Вскинув Eagle, он выстрелил — конечно, не в экран, что было бы глупо, — в камеру, откуда глядел на них Богомол. И, кажется, тот отшатнулся, испугавшись внезапности.
— Бух! — сказал Геральд, удовлетворенно рассмеявшись. — Можешь вставать, милая, — наш гость уже налюбовался на твою попку и даже, верно, успел помолиться за упокой каждой ее родинки.
— Что-то ты опять разболтался, не находишь? — пробормотала женщина, осторожно садясь на полу и с недоверием прислушиваясь к себе: болело-то наверняка меньше.
— Как чувствуешь себя?
Подойдя к Энни, барон помог ей подняться на ноги. Она подвигала раненым плечом, удивилась:
— А знаешь… почти нормально!
— И слава богу. Пойдем, я помогу ополоснуться.
— А никто не прискачет? Я имею в виду персонал.
— Здесь хорошая изоляция.
Когда проходили мимо первого трупа, женщина сказала:
— Не понимаю. Зачем он рисковал так?
— Увидел твою шею и не смог удержаться, — пояснил Геральд. — И я вполне могу его понять, — прибавил он, целуя Энни возле уха.
— Гарри!..
— Конечно, ты редкостная стерва, — вздохнул барон, заводя ее в ванную. — Зато дополняешь меня, как по заказу… А любопытно, согласишься ты стать матерью моих детей? Тоже ведь тропка в бессмертие, хотя банальная.
— Это что, предложение сердца? — удивилась Энни. — Или только семени?
Встав в ванну, она закинула руки за голову, позволяя себя мыть.
— Сам не знаю, — ответил Геральд, принимаясь за дело. — В конце концов, я не особенно рискую, поскольку шансов пережить завтрашнюю ночь у меня мало. Может, потому и хочу застраховаться?
— Если тебе это хоть сколько-то поможет, я ставлю на тебя.
— На темную лошадку? — рассмеялся он. — И даже жизнью готова рискнуть? Тем более, мы все равно повязаны.
— До гроба, — согласилась Энни. И прибавила с внезапным пылом: — Гарри, ты же и с Чертом совладаешь, если очень захочешь!..
— Что же, давай хотеть вместе. Все-таки это лучше, чем бояться.

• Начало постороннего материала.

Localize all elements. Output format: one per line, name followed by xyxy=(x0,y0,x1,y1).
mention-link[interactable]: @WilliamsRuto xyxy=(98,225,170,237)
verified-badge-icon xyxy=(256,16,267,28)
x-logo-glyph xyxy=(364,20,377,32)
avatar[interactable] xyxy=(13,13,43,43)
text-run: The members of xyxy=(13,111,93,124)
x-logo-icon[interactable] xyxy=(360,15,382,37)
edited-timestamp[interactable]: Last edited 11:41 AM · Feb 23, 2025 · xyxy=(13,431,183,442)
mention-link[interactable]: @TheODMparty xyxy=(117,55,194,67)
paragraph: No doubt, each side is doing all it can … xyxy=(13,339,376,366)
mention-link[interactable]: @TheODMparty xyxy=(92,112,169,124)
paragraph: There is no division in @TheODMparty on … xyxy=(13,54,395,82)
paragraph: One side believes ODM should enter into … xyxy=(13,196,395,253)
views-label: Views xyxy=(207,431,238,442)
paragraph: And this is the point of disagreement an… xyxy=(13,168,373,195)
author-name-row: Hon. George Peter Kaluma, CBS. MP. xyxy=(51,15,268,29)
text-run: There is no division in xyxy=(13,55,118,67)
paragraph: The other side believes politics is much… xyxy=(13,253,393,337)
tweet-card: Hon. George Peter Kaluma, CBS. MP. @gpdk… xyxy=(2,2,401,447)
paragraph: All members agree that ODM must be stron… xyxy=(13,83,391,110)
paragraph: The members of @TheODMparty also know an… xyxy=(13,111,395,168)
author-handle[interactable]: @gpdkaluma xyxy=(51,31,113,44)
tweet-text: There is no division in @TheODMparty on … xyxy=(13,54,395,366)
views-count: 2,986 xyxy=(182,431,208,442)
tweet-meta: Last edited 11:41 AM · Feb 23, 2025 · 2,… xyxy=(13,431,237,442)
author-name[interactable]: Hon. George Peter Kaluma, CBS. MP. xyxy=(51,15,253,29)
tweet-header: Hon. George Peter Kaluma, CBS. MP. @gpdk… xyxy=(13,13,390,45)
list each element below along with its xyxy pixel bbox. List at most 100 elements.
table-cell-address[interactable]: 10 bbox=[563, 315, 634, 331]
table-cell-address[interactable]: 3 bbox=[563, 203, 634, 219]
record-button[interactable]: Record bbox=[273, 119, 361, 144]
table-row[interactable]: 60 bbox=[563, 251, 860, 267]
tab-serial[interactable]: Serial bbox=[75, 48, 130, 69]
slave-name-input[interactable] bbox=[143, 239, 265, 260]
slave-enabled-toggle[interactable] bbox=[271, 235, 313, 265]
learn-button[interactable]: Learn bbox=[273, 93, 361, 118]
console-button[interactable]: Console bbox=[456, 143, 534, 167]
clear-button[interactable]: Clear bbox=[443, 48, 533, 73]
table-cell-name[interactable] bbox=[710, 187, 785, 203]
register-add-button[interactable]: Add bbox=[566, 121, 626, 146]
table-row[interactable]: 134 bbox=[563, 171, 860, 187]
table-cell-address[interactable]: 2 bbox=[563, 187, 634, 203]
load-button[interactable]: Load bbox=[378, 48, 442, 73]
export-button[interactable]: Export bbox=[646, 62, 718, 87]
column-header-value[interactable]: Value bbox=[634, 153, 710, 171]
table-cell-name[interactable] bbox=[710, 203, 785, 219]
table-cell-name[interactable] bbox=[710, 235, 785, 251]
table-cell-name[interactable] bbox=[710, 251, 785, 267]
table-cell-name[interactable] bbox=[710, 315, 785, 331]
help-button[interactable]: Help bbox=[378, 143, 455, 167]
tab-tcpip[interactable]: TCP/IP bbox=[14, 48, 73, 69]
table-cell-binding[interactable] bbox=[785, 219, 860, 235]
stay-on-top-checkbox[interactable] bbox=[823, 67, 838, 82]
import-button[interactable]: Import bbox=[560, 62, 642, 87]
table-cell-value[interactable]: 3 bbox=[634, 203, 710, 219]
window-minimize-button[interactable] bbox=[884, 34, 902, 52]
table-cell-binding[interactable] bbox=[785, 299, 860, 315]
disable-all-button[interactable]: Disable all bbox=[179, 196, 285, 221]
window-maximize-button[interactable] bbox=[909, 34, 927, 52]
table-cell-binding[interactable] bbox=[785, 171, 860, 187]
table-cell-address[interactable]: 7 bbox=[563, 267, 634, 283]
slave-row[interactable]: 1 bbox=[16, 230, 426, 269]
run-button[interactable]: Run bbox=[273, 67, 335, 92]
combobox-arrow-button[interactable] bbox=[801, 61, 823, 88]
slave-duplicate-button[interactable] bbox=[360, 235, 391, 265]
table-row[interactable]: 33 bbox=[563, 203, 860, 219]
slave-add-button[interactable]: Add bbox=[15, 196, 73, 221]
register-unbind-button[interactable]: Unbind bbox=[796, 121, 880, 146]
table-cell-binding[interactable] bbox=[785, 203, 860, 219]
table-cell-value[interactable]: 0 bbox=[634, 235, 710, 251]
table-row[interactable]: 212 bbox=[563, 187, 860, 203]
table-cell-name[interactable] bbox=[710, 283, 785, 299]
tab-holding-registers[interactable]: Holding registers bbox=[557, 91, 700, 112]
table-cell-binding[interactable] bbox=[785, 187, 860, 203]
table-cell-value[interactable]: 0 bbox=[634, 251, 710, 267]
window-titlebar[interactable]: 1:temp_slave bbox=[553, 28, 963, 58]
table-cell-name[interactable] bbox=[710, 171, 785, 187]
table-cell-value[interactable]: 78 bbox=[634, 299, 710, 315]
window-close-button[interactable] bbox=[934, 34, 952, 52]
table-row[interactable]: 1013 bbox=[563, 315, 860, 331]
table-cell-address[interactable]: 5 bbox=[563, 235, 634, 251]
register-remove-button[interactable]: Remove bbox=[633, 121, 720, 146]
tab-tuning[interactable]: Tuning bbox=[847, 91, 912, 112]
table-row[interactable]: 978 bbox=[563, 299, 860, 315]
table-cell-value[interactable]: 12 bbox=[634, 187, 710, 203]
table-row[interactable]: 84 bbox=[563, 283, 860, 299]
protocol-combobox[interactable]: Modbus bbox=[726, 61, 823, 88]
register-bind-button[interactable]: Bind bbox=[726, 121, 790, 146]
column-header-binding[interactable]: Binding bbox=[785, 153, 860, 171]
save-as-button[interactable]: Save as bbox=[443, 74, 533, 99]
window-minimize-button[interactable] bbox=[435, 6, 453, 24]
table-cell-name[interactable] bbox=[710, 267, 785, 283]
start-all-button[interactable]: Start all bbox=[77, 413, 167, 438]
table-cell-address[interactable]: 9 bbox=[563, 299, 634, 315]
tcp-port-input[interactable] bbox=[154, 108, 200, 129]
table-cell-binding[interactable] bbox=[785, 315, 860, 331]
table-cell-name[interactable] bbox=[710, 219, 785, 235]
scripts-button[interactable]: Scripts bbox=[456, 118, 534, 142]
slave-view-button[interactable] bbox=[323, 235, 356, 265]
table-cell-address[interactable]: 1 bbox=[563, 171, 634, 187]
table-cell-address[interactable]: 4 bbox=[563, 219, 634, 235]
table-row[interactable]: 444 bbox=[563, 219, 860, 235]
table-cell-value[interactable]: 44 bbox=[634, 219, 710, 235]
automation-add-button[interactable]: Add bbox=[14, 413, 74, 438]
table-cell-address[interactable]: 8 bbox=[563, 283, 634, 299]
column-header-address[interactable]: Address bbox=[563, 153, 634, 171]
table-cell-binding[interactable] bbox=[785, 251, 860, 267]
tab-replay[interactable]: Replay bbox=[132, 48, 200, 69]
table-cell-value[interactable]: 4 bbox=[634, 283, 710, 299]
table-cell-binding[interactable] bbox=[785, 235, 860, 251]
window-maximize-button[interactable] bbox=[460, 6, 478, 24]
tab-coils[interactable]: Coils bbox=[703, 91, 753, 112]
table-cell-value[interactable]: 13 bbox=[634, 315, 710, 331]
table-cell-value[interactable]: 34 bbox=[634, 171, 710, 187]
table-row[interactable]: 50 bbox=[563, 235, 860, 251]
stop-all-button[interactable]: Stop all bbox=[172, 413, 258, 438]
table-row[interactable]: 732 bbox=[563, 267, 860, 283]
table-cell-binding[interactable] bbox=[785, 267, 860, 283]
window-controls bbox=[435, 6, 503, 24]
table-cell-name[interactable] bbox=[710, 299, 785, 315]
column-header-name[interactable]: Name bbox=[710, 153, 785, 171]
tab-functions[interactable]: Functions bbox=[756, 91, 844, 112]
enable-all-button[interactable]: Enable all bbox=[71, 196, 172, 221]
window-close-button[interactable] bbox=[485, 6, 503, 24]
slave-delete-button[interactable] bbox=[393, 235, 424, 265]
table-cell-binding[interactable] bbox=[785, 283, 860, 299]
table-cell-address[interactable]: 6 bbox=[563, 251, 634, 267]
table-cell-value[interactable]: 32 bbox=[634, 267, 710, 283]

С водными процедурами они покончили за несколько минут. А еще спустя четверть часа, пробравшись через запасной выход, уже катили к запасной квартире. Но не к той, что досталась от Фанта и про которую теперь знали многие, — за эти дни Геральд сумел найти убежище получше. Уж там до Энни не доберутся… конечно, если опять не подключат провидца. Хотя днем он вряд ли такой уж прозорливый. А вот ночью…
— Теперь мне нужно разыскать Черта, — сказал барон, закатив Горбунка в глухой дворик. — Срок — до заката. Иначе он найдет нас.